Einen offenen Dialog führten Vertreter aus Politik und Landwirtschaft bei einem Treffen auf dem Hof von Ottmar Dahlhoff in Erwitte-Völlinghausen. Dazu haben sich der Landtagsabgeordnete Jörg Blöming, Peter Liese, Landrätin Eva Irrgang, Bürgermeisterkandidat Hendrik Henneböhl, der Erwitter CDU-Fraktionsvorsitzende Torsten Blöming, Ortsvorsteher Hubert Hense und Vertreter der Landwirtschaftlichen Vereinigung getroffen. Bei dem Kaffeetrinken lieferten sich die Parteien einen Schlagabtausch zu den aktuellen Themen wie dem Insektenschutz sowie den Nutztier- und Pflanzenschutzverordnungen zur Minimierung des Nitratgehaltes. Probleme machen den Landwirten z.B. höhere Auflagen bei der Aufzucht von Ferkeln, die aus dem Ausland bezogen werden müssen. „Da stimmt etwas nicht“, so Dahlhoff. Sorgen bereiteten eine fehlende Planungssicherheit in allen Bereichen, starke finanzielle Einbußen, die Reduktion von Pflanzenschutzmitteln, aber auch die Hofnachfolge. Sie wehren sich gegen Pauschalierungen und wünschen sich stärkere Differenzierungen. Die Börde-Bauern leisteten auf einer zu 50 Prozent als Vogelschutzgebiet ausgewiesenen Fläche einen hervorragenden Vertragsnaturschutz.
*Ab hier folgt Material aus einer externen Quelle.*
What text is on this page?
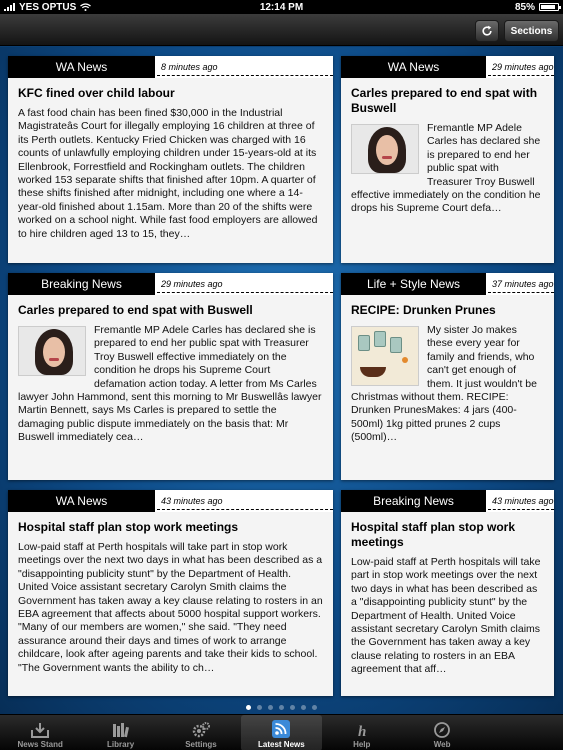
YES OPTUS	12:14 PM	85%
Sections
WA News	8 minutes ago
KFC fined over child labour
A fast food chain has been fined $30,000 in the Industrial Magistrateâs Court for illegally employing 16 children at three of its Perth outlets. Kentucky Fried Chicken was charged with 16 counts of unlawfully employing children under 15-years-old at its Ellenbrook, Forrestfield and Rockingham outlets. The children worked 153 separate shifts that finished after 10pm. A quarter of these shifts finished after midnight, including one where a 14-year-old finished about 1.15am. More than 20 of the shifts were worked on a school night. While fast food employers are allowed to hire children aged 13 to 15, they…
WA News	29 minutes ago
Carles prepared to end spat with Buswell
Fremantle MP Adele Carles has declared she is prepared to end her public spat with Treasurer Troy Buswell effective immediately on the condition he drops his Supreme Court defa…
Breaking News	29 minutes ago
Carles prepared to end spat with Buswell
Fremantle MP Adele Carles has declared she is prepared to end her public spat with Treasurer Troy Buswell effective immediately on the condition he drops his Supreme Court defamation action today. A letter from Ms Carles lawyer John Hammond, sent this morning to Mr Buswellâs lawyer Martin Bennett, says Ms Carles is prepared to settle the damaging public dispute immediately on the basis that: Mr Buswell immediately cea…
Life + Style News	37 minutes ago
RECIPE: Drunken Prunes
My sister Jo makes these every year for family and friends, who can't get enough of them. It just wouldn't be Christmas without them. RECIPE: Drunken PrunesMakes: 4 jars (400-500ml) 1kg pitted prunes 2 cups (500ml)…
WA News	43 minutes ago
Hospital staff plan stop work meetings
Low-paid staff at Perth hospitals will take part in stop work meetings over the next two days in what has been described as a "disappointing publicity stunt" by the Department of Health. United Voice assistant secretary Carolyn Smith claims the Government has taken away a key clause relating to rosters in an EBA agreement that affects about 5000 hospital support workers. "Many of our members are women," she said. "They need assurance around their days and times of work to arrange childcare, look after ageing parents and take their kids to school. "The Government wants the ability to ch…
Breaking News	43 minutes ago
Hospital staff plan stop work meetings
Low-paid staff at Perth hospitals will take part in stop work meetings over the next two days in what has been described as a "disappointing publicity stunt" by the Department of Health. United Voice assistant secretary Carolyn Smith claims the Government has taken away a key clause relating to rosters in an EBA agreement that aff…
News Stand	Library	Settings	Latest News
h
Help	Web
Liese setzte seine Argumentation ins Verhältnis zu den EU-Ländern. Ob es um den Einsatz von Antibiotika geht, eine höhere Flächenprämie oder ein Monitoring beim Insektenschutz für die gezielte Bekämpfung von Insekten in wirklich betroffenen Gebieten: Liese forderte die Landwirte auf, die Politik des Landwirtschaftsministeriums zu unterstützen. „Sie geht in die richtige Richtung.“ Ziel sei es, eine europaweite Vergleichbarkeit und gleiche Wettbewerbsbedingungen zu schaffen. Es könne nicht sein, „dass hier etwas abgebaut werden muss, was in Polen wieder aufgebaut wird“, so Liese über hohe deutsche Standards, die in der EU stärker wahrgenommen werden müssten. Jörg Blöming betonte: „Wir stehen hinter unseren Landwirtinnen und Landwirten, die hochwertige Lebensmittel für uns alle erzeugen!“

Peter Liese versprach die aufgeworfenen Fragen, bei der Reform der Agrarpolitik, die zurzeit in Brüssel diskutiert wird, zu berücksichtigen.